Our dedicated volunteers went back to the storm drain. They knew that food alone would not bring out the remaining babies. Desperate measures were called for if these babies were to be saved. The volunteers took turns being suspended upside down into the sewer drain,
held on by their feet and a belt, as they surveyed which of the four pipes the voice were echoing from; still trying to coax the hungry critters into the open long enough to rescue them. Success! Baby No. 2 peeked out of a pipe. The quick reflexes of our volunteer got a tight enough hold on baby to bring him to the surface. He, too, had black soil and rock in his nose, mouth and lungs. Small, cold and dehydrated, he was quickly put into an incubator. But…..there was still one distant, cry echoing from the drain. We still had work to do. Yet which of the four pipes was the cry coming from? The pipes were too small for our rehabilitators to crawl through. We had to regroup, rethink and pray the baby raccoon would hold on. It was time for MacGyver!
MacGyver is our affection nickname for one of rehabilitators, Lori.

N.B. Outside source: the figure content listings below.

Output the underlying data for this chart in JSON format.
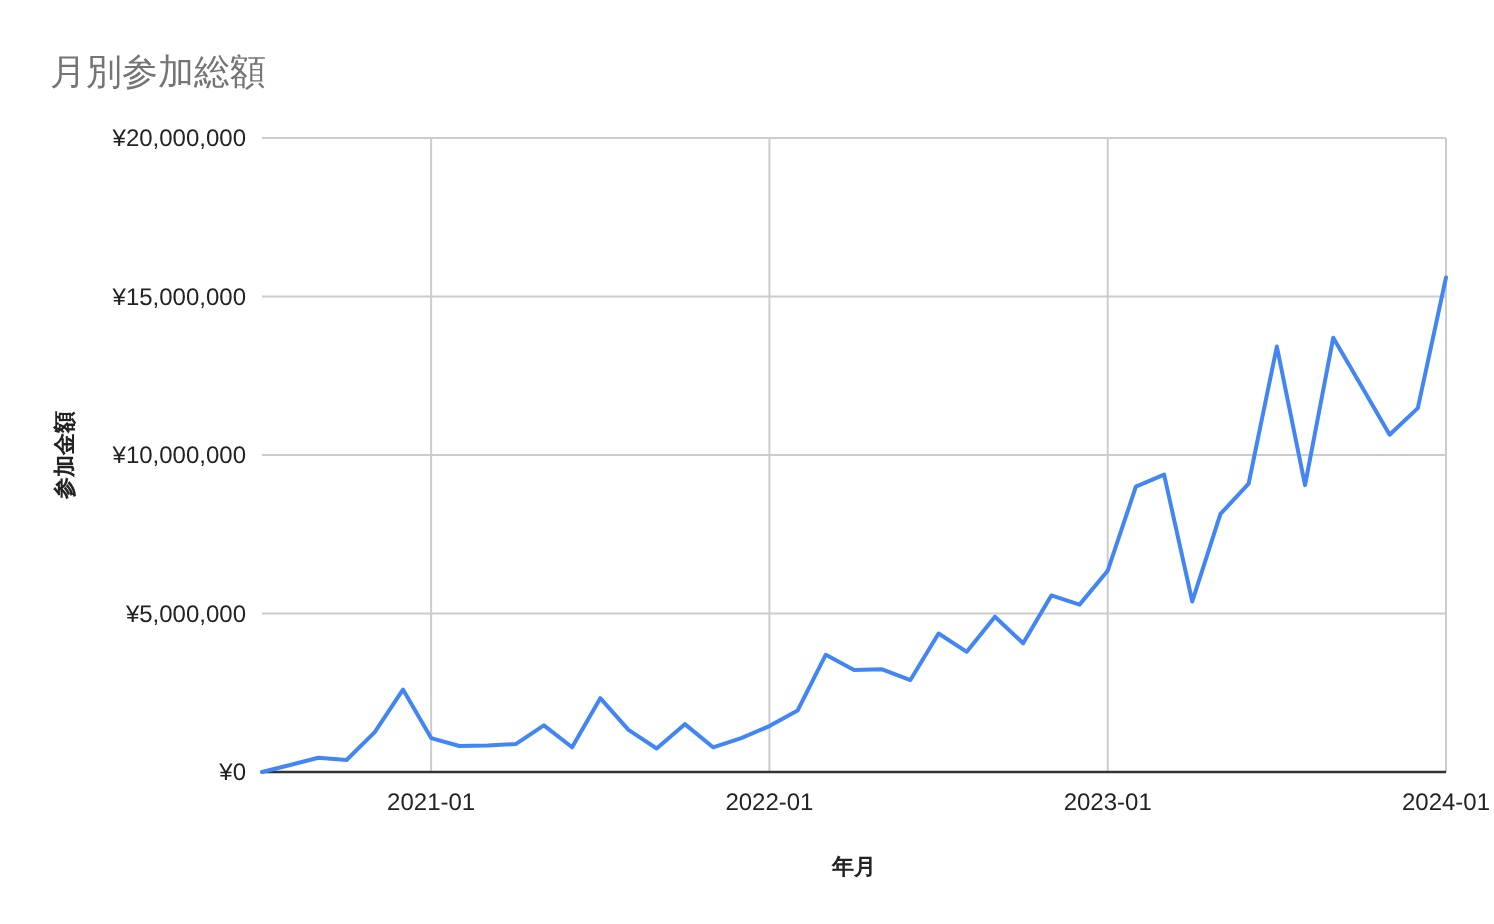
{
  "chart_data": {
    "type": "line",
    "title": "月別参加総額",
    "xlabel": "年月",
    "ylabel": "参加金額",
    "x": [
      "2020-07",
      "2020-08",
      "2020-09",
      "2020-10",
      "2020-11",
      "2020-12",
      "2021-01",
      "2021-02",
      "2021-03",
      "2021-04",
      "2021-05",
      "2021-06",
      "2021-07",
      "2021-08",
      "2021-09",
      "2021-10",
      "2021-11",
      "2021-12",
      "2022-01",
      "2022-02",
      "2022-03",
      "2022-04",
      "2022-05",
      "2022-06",
      "2022-07",
      "2022-08",
      "2022-09",
      "2022-10",
      "2022-11",
      "2022-12",
      "2023-01",
      "2023-02",
      "2023-03",
      "2023-04",
      "2023-05",
      "2023-06",
      "2023-07",
      "2023-08",
      "2023-09",
      "2023-10",
      "2023-11",
      "2023-12",
      "2024-01"
    ],
    "series": [
      {
        "color": "#4285f4",
        "values": [
          0,
          220000,
          450000,
          380000,
          1260000,
          2600000,
          1070000,
          820000,
          840000,
          880000,
          1470000,
          780000,
          2330000,
          1330000,
          740000,
          1510000,
          780000,
          1070000,
          1450000,
          1940000,
          3700000,
          3220000,
          3240000,
          2900000,
          4370000,
          3790000,
          4900000,
          4060000,
          5570000,
          5280000,
          6350000,
          9000000,
          9380000,
          5380000,
          8140000,
          9100000,
          13420000,
          9050000,
          13700000,
          12180000,
          10640000,
          11480000,
          15600000
        ]
      }
    ],
    "xlim": [
      "2020-07",
      "2024-01"
    ],
    "xticks": [
      "2021-01",
      "2022-01",
      "2023-01",
      "2024-01"
    ],
    "ylim": [
      0,
      20000000
    ],
    "yticks": [
      {
        "value": 0,
        "label": "¥0"
      },
      {
        "value": 5000000,
        "label": "¥5,000,000"
      },
      {
        "value": 10000000,
        "label": "¥10,000,000"
      },
      {
        "value": 15000000,
        "label": "¥15,000,000"
      },
      {
        "value": 20000000,
        "label": "¥20,000,000"
      }
    ],
    "grid": true,
    "legend": false,
    "marker": "none",
    "line_style": "solid"
  }
}
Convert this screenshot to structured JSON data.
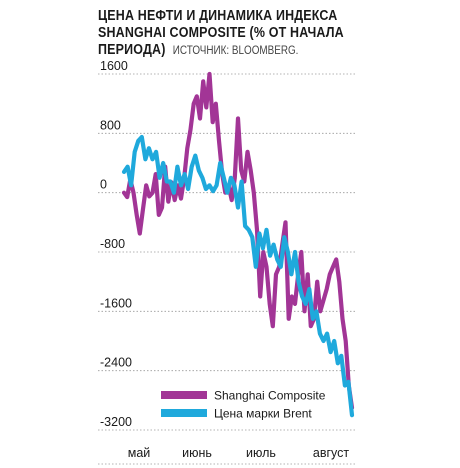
{
  "title": {
    "line1": "ЦЕНА НЕФТИ И ДИНАМИКА ИНДЕКСА",
    "line2": "SHANGHAI COMPOSITE (% ОТ НАЧАЛА",
    "line3": "ПЕРИОДА)",
    "source": "ИСТОЧНИК: BLOOMBERG."
  },
  "colors": {
    "shanghai": "#a23596",
    "brent": "#1fa9dc",
    "grid": "#9a9a9a",
    "text": "#1a1a1a"
  },
  "chart_data": {
    "type": "line",
    "title": "ЦЕНА НЕФТИ И ДИНАМИКА ИНДЕКСА SHANGHAI COMPOSITE (% ОТ НАЧАЛА ПЕРИОДА)",
    "xlabel": "",
    "ylabel": "",
    "ylim": [
      -3200,
      1600
    ],
    "yticks": [
      1600,
      800,
      0,
      -800,
      -1600,
      -2400,
      -3200
    ],
    "ytick_labels": [
      "1600",
      "800",
      "0",
      "-800",
      "-1600",
      "-2400",
      "-3200"
    ],
    "xticks": [
      "май",
      "июнь",
      "июль",
      "август"
    ],
    "grid": true,
    "legend_position": "bottom-right",
    "series": [
      {
        "name": "Shanghai Composite",
        "color": "#a23596",
        "values": [
          0,
          -60,
          180,
          0,
          -300,
          -550,
          -220,
          100,
          -50,
          0,
          250,
          -300,
          -200,
          350,
          -120,
          140,
          -100,
          100,
          -80,
          200,
          600,
          850,
          1200,
          1300,
          1000,
          1500,
          1150,
          1600,
          950,
          1200,
          700,
          250,
          0,
          100,
          -100,
          200,
          1000,
          300,
          150,
          550,
          300,
          0,
          -500,
          -1400,
          -800,
          -1000,
          -1500,
          -1800,
          -1100,
          -1000,
          -700,
          -400,
          -1700,
          -1400,
          -1500,
          -1100,
          -800,
          -1600,
          -1100,
          -1800,
          -1700,
          -1200,
          -1600,
          -1450,
          -1300,
          -1100,
          -1000,
          -900,
          -1200,
          -1700,
          -2000,
          -2600,
          -2900
        ]
      },
      {
        "name": "Цена марки Brent",
        "color": "#1fa9dc",
        "values": [
          280,
          350,
          100,
          550,
          700,
          750,
          450,
          600,
          450,
          550,
          200,
          400,
          150,
          150,
          0,
          350,
          100,
          250,
          50,
          350,
          500,
          300,
          200,
          50,
          100,
          20,
          100,
          400,
          200,
          0,
          200,
          100,
          -200,
          150,
          -450,
          -500,
          -600,
          -1000,
          -550,
          -750,
          -500,
          -850,
          -700,
          -900,
          -1000,
          -600,
          -800,
          -1100,
          -800,
          -1200,
          -1400,
          -1500,
          -1300,
          -1700,
          -1600,
          -1900,
          -2000,
          -1900,
          -2150,
          -2000,
          -2300,
          -2200,
          -2600,
          -2550,
          -3000
        ]
      }
    ]
  }
}
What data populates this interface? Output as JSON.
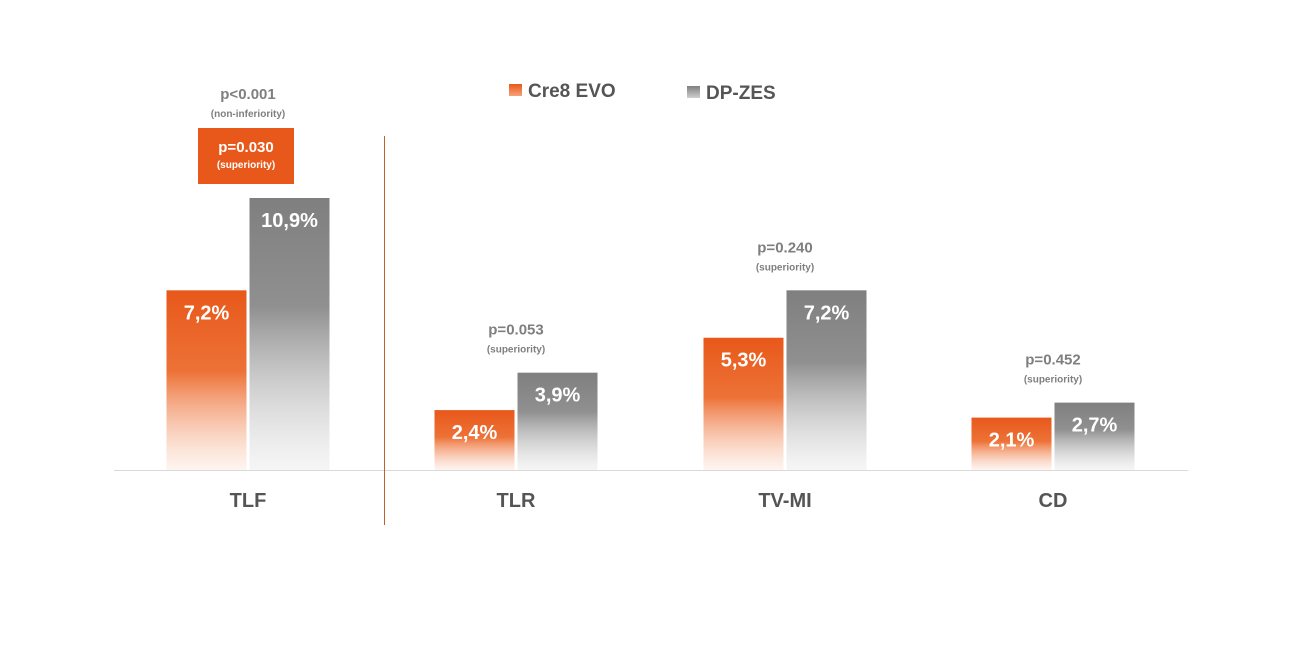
{
  "chart_data": {
    "type": "bar",
    "categories": [
      "TLF",
      "TLR",
      "TV-MI",
      "CD"
    ],
    "series": [
      {
        "name": "Cre8 EVO",
        "values": [
          7.2,
          2.4,
          5.3,
          2.1
        ],
        "labels": [
          "7,2%",
          "2,4%",
          "5,3%",
          "2,1%"
        ],
        "color": "#e8581a"
      },
      {
        "name": "DP-ZES",
        "values": [
          10.9,
          3.9,
          7.2,
          2.7
        ],
        "labels": [
          "10,9%",
          "3,9%",
          "7,2%",
          "2,7%"
        ],
        "color": "#808080"
      }
    ],
    "annotations": [
      {
        "category": "TLF",
        "text": "p<0.001",
        "sub": "(non-inferiority)",
        "highlight": false
      },
      {
        "category": "TLF",
        "text": "p=0.030",
        "sub": "(superiority)",
        "highlight": true,
        "highlight_color": "#e8581a"
      },
      {
        "category": "TLR",
        "text": "p=0.053",
        "sub": "(superiority)",
        "highlight": false
      },
      {
        "category": "TV-MI",
        "text": "p=0.240",
        "sub": "(superiority)",
        "highlight": false
      },
      {
        "category": "CD",
        "text": "p=0.452",
        "sub": "(superiority)",
        "highlight": false
      }
    ],
    "ylim": [
      0,
      10.9
    ],
    "grid": false,
    "legend_position": "top-center",
    "separator_after": "TLF",
    "title": "",
    "xlabel": "",
    "ylabel": ""
  }
}
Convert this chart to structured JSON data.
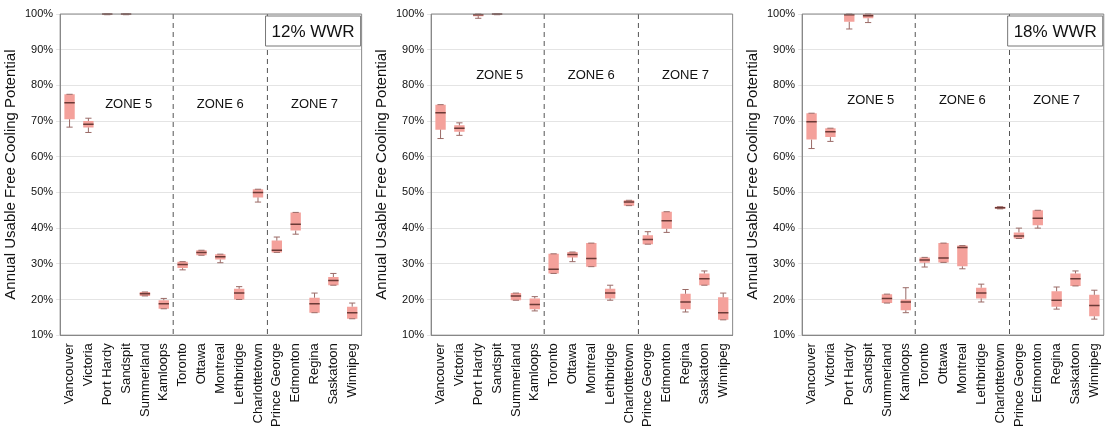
{
  "chart_data": [
    {
      "type": "box",
      "title": "12% WWR",
      "ylabel": "Annual Usable Free Cooling Potential",
      "categories": [
        "Vancouver",
        "Victoria",
        "Port Hardy",
        "Sandspit",
        "Summerland",
        "Kamloops",
        "Toronto",
        "Ottawa",
        "Montreal",
        "Lethbridge",
        "Charlottetown",
        "Prince George",
        "Edmonton",
        "Regina",
        "Saskatoon",
        "Winnipeg"
      ],
      "color": "#f4a19b",
      "ylim": [
        10,
        100
      ],
      "yticks": [
        {
          "value": 10,
          "label": "10%"
        },
        {
          "value": 20,
          "label": "20%"
        },
        {
          "value": 30,
          "label": "30%"
        },
        {
          "value": 40,
          "label": "40%"
        },
        {
          "value": 50,
          "label": "50%"
        },
        {
          "value": 60,
          "label": "60%"
        },
        {
          "value": 70,
          "label": "70%"
        },
        {
          "value": 80,
          "label": "80%"
        },
        {
          "value": 90,
          "label": "90%"
        },
        {
          "value": 100,
          "label": "100%"
        }
      ],
      "grid": "y",
      "annotations": [
        "ZONE 5",
        "ZONE 6",
        "ZONE 7"
      ],
      "boxes": [
        {
          "low": 68.3,
          "q1": 70.5,
          "median": 75.1,
          "q3": 77.5,
          "high": 77.5
        },
        {
          "low": 66.8,
          "q1": 68.2,
          "median": 69.1,
          "q3": 70,
          "high": 70.8
        },
        {
          "low": 99.8,
          "q1": 99.8,
          "median": 100,
          "q3": 100,
          "high": 100
        },
        {
          "low": 99.8,
          "q1": 99.8,
          "median": 100,
          "q3": 100,
          "high": 100
        },
        {
          "low": 21,
          "q1": 21,
          "median": 21.6,
          "q3": 22.1,
          "high": 22.1
        },
        {
          "low": 17.4,
          "q1": 17.4,
          "median": 18.8,
          "q3": 19.8,
          "high": 20.3
        },
        {
          "low": 28.3,
          "q1": 28.8,
          "median": 29.8,
          "q3": 30.6,
          "high": 30.6
        },
        {
          "low": 32.4,
          "q1": 32.4,
          "median": 33.2,
          "q3": 33.8,
          "high": 33.8
        },
        {
          "low": 30.3,
          "q1": 31.2,
          "median": 32,
          "q3": 32.7,
          "high": 32.7
        },
        {
          "low": 20,
          "q1": 20,
          "median": 21.8,
          "q3": 23,
          "high": 23.6
        },
        {
          "low": 47.3,
          "q1": 48.6,
          "median": 50,
          "q3": 50.9,
          "high": 50.9
        },
        {
          "low": 33.2,
          "q1": 33.2,
          "median": 33.8,
          "q3": 36.5,
          "high": 37.5
        },
        {
          "low": 38.3,
          "q1": 39.3,
          "median": 41.1,
          "q3": 44.4,
          "high": 44.4
        },
        {
          "low": 16.3,
          "q1": 16.3,
          "median": 18.8,
          "q3": 20.5,
          "high": 21.8
        },
        {
          "low": 24,
          "q1": 24,
          "median": 25.3,
          "q3": 26.3,
          "high": 27.3
        },
        {
          "low": 14.6,
          "q1": 14.6,
          "median": 16.3,
          "q3": 18,
          "high": 19
        }
      ]
    },
    {
      "type": "box",
      "ylabel": "Annual Usable Free Cooling Potential",
      "categories": [
        "Vancouver",
        "Victoria",
        "Port Hardy",
        "Sandspit",
        "Summerland",
        "Kamloops",
        "Toronto",
        "Ottawa",
        "Montreal",
        "Lethbridge",
        "Charlottetown",
        "Prince George",
        "Edmonton",
        "Regina",
        "Saskatoon",
        "Winnipeg"
      ],
      "color": "#f4a19b",
      "ylim": [
        10,
        100
      ],
      "yticks": [
        {
          "value": 10,
          "label": "10%"
        },
        {
          "value": 20,
          "label": "20%"
        },
        {
          "value": 30,
          "label": "30%"
        },
        {
          "value": 40,
          "label": "40%"
        },
        {
          "value": 50,
          "label": "50%"
        },
        {
          "value": 60,
          "label": "60%"
        },
        {
          "value": 70,
          "label": "70%"
        },
        {
          "value": 80,
          "label": "80%"
        },
        {
          "value": 90,
          "label": "90%"
        },
        {
          "value": 100,
          "label": "100%"
        }
      ],
      "grid": "y",
      "annotations": [
        "ZONE 5",
        "ZONE 6",
        "ZONE 7"
      ],
      "boxes": [
        {
          "low": 65.1,
          "q1": 67.6,
          "median": 72.3,
          "q3": 74.6,
          "high": 74.6
        },
        {
          "low": 66,
          "q1": 67,
          "median": 68,
          "q3": 68.8,
          "high": 69.5
        },
        {
          "low": 98.8,
          "q1": 99.4,
          "median": 99.8,
          "q3": 100,
          "high": 100
        },
        {
          "low": 99.8,
          "q1": 99.8,
          "median": 100,
          "q3": 100,
          "high": 100
        },
        {
          "low": 19.8,
          "q1": 19.8,
          "median": 21,
          "q3": 21.8,
          "high": 21.8
        },
        {
          "low": 16.8,
          "q1": 17.3,
          "median": 18.6,
          "q3": 20.3,
          "high": 20.8
        },
        {
          "low": 27.3,
          "q1": 27.3,
          "median": 28.5,
          "q3": 32.8,
          "high": 32.8
        },
        {
          "low": 30.6,
          "q1": 31.8,
          "median": 32.6,
          "q3": 33.3,
          "high": 33.3
        },
        {
          "low": 29.2,
          "q1": 29.2,
          "median": 31.5,
          "q3": 35.8,
          "high": 35.8
        },
        {
          "low": 19.8,
          "q1": 20.3,
          "median": 21.8,
          "q3": 23,
          "high": 24
        },
        {
          "low": 46.3,
          "q1": 46.3,
          "median": 47.3,
          "q3": 47.8,
          "high": 47.8
        },
        {
          "low": 35.5,
          "q1": 35.5,
          "median": 36.8,
          "q3": 38,
          "high": 39
        },
        {
          "low": 38.8,
          "q1": 39.8,
          "median": 42.1,
          "q3": 44.6,
          "high": 44.6
        },
        {
          "low": 16.5,
          "q1": 17.3,
          "median": 19.3,
          "q3": 21.6,
          "high": 22.8
        },
        {
          "low": 24,
          "q1": 24,
          "median": 25.8,
          "q3": 27.3,
          "high": 28
        },
        {
          "low": 14.3,
          "q1": 14.3,
          "median": 16.3,
          "q3": 20.6,
          "high": 21.8
        }
      ]
    },
    {
      "type": "box",
      "title": "18% WWR",
      "ylabel": "Annual Usable Free Cooling Potential",
      "categories": [
        "Vancouver",
        "Victoria",
        "Port Hardy",
        "Sandspit",
        "Summerland",
        "Kamloops",
        "Toronto",
        "Ottawa",
        "Montreal",
        "Lethbridge",
        "Charlottetown",
        "Prince George",
        "Edmonton",
        "Regina",
        "Saskatoon",
        "Winnipeg"
      ],
      "color": "#f4a19b",
      "ylim": [
        10,
        100
      ],
      "yticks": [
        {
          "value": 10,
          "label": "10%"
        },
        {
          "value": 20,
          "label": "20%"
        },
        {
          "value": 30,
          "label": "30%"
        },
        {
          "value": 40,
          "label": "40%"
        },
        {
          "value": 50,
          "label": "50%"
        },
        {
          "value": 60,
          "label": "60%"
        },
        {
          "value": 70,
          "label": "70%"
        },
        {
          "value": 80,
          "label": "80%"
        },
        {
          "value": 90,
          "label": "90%"
        },
        {
          "value": 100,
          "label": "100%"
        }
      ],
      "grid": "y",
      "annotations": [
        "ZONE 5",
        "ZONE 6",
        "ZONE 7"
      ],
      "boxes": [
        {
          "low": 62.3,
          "q1": 64.8,
          "median": 69.8,
          "q3": 72.2,
          "high": 72.2
        },
        {
          "low": 64.3,
          "q1": 65.5,
          "median": 67,
          "q3": 68,
          "high": 68
        },
        {
          "low": 95.8,
          "q1": 97.8,
          "median": 99.8,
          "q3": 100,
          "high": 100
        },
        {
          "low": 97.6,
          "q1": 98.8,
          "median": 99.5,
          "q3": 100,
          "high": 100
        },
        {
          "low": 19,
          "q1": 19,
          "median": 20.3,
          "q3": 21.5,
          "high": 21.5
        },
        {
          "low": 16.3,
          "q1": 17,
          "median": 19.3,
          "q3": 20,
          "high": 23.3
        },
        {
          "low": 29.1,
          "q1": 30.3,
          "median": 31.1,
          "q3": 31.8,
          "high": 31.8
        },
        {
          "low": 30.4,
          "q1": 30.4,
          "median": 31.6,
          "q3": 35.8,
          "high": 35.8
        },
        {
          "low": 28.6,
          "q1": 29.3,
          "median": 34.6,
          "q3": 35.1,
          "high": 35.1
        },
        {
          "low": 19.3,
          "q1": 20.3,
          "median": 21.8,
          "q3": 23.3,
          "high": 24.3
        },
        {
          "low": 45.4,
          "q1": 45.4,
          "median": 45.7,
          "q3": 46,
          "high": 46
        },
        {
          "low": 37.1,
          "q1": 37.1,
          "median": 37.8,
          "q3": 38.8,
          "high": 40
        },
        {
          "low": 40,
          "q1": 40.8,
          "median": 42.8,
          "q3": 45,
          "high": 45
        },
        {
          "low": 17.3,
          "q1": 18,
          "median": 19.8,
          "q3": 22.3,
          "high": 23.5
        },
        {
          "low": 23.8,
          "q1": 23.8,
          "median": 25.8,
          "q3": 27.3,
          "high": 28
        },
        {
          "low": 14.5,
          "q1": 15.3,
          "median": 18.3,
          "q3": 21.3,
          "high": 22.6
        }
      ]
    }
  ]
}
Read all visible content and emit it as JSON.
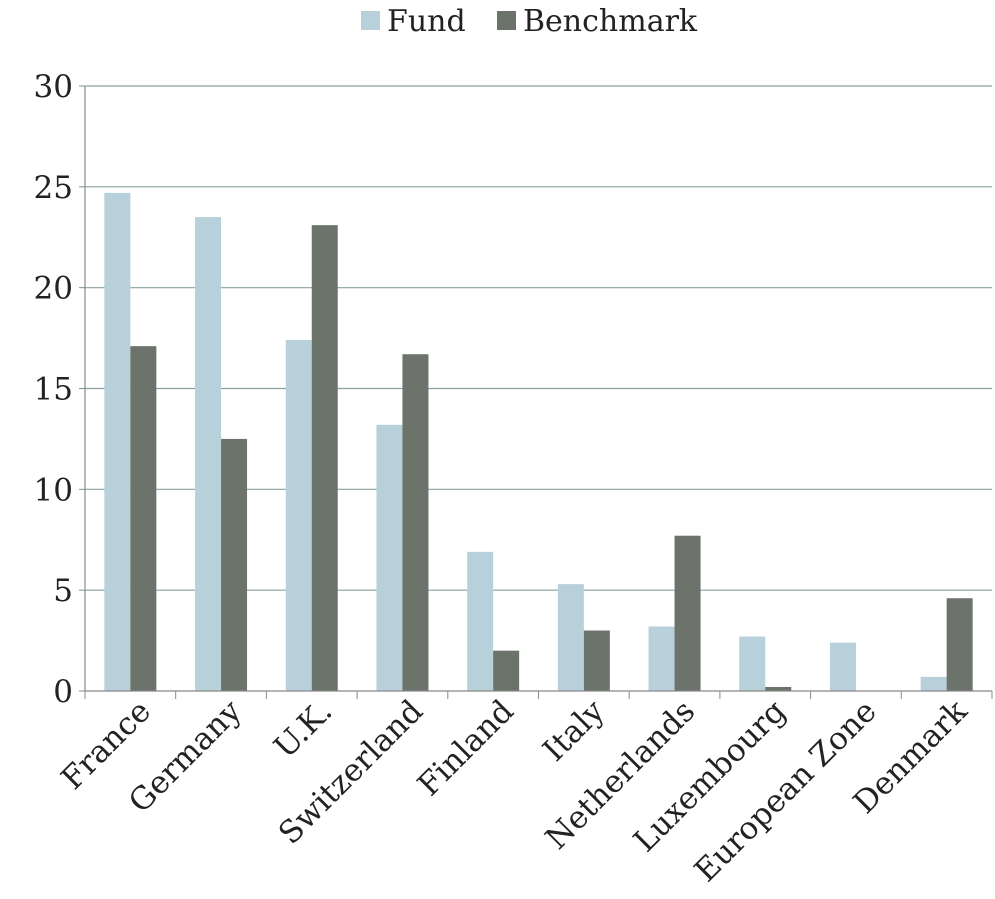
{
  "chart_data": {
    "type": "bar",
    "categories": [
      "France",
      "Germany",
      "U.K.",
      "Switzerland",
      "Finland",
      "Italy",
      "Netherlands",
      "Luxembourg",
      "European Zone",
      "Denmark"
    ],
    "series": [
      {
        "name": "Fund",
        "values": [
          24.7,
          23.5,
          17.4,
          13.2,
          6.9,
          5.3,
          3.2,
          2.7,
          2.4,
          0.7
        ]
      },
      {
        "name": "Benchmark",
        "values": [
          17.1,
          12.5,
          23.1,
          16.7,
          2.0,
          3.0,
          7.7,
          0.2,
          0.0,
          4.6
        ]
      }
    ],
    "ylim": [
      0,
      30
    ],
    "yticks": [
      0,
      5,
      10,
      15,
      20,
      25,
      30
    ],
    "grid": true,
    "legend_position": "top-center",
    "xlabel": "",
    "ylabel": "",
    "title": ""
  },
  "colors": {
    "Fund": "#b7d0d9",
    "Benchmark": "#6b736b",
    "grid": "#8aa0a0",
    "axis": "#888888"
  }
}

Just like MacGyver in the television series, Lori has the uncanny ability to solve what often seems as an “unsolvable problem” using common, everyday items.
Day Three - The Final Episode
Once again, our volunteers went back to the drain. This time, however, we came “armed”. MacGyver had created an extra long, extendable pole with a net at the end; all held together with duct tape. Again the volunteers suspended themselves upside down into the sewer drain. Using the tool MacGyver created, we were finally able to reach deep enough into the fourth sewer pipe to net the last little voice from the dark – a female. Like the others, “Sophie”, as we call her, was wet, dehydrated and covered with muck; requiring immediately medical attention.
All three babies were very sick and small. Sophie survived her ordeal. Unfortunately her brothers did not. Sophie was too small and under nourished to be returned to the wild. She spent the winter with an RVS licensed rehabilitator in an outdoor enclosure. We are happy to say, Sophie is ready for release this March.
To the residents in Lasalle, we say “THANK YOU” for taking time to care for God’s creatures.
Did you know that raccoons eat mice and are part of nature’s clean-up crew? Without them, the environment would become unhealthy. Raccoons are also very clean animals and love the water. Yes, they do come out during the day. It is on the nice days throughout the year, a raccoon can be seen playing and teaching their young how to hunt and find shelter. So just because a raccoon is out during the day, doesn’t mean it is sick.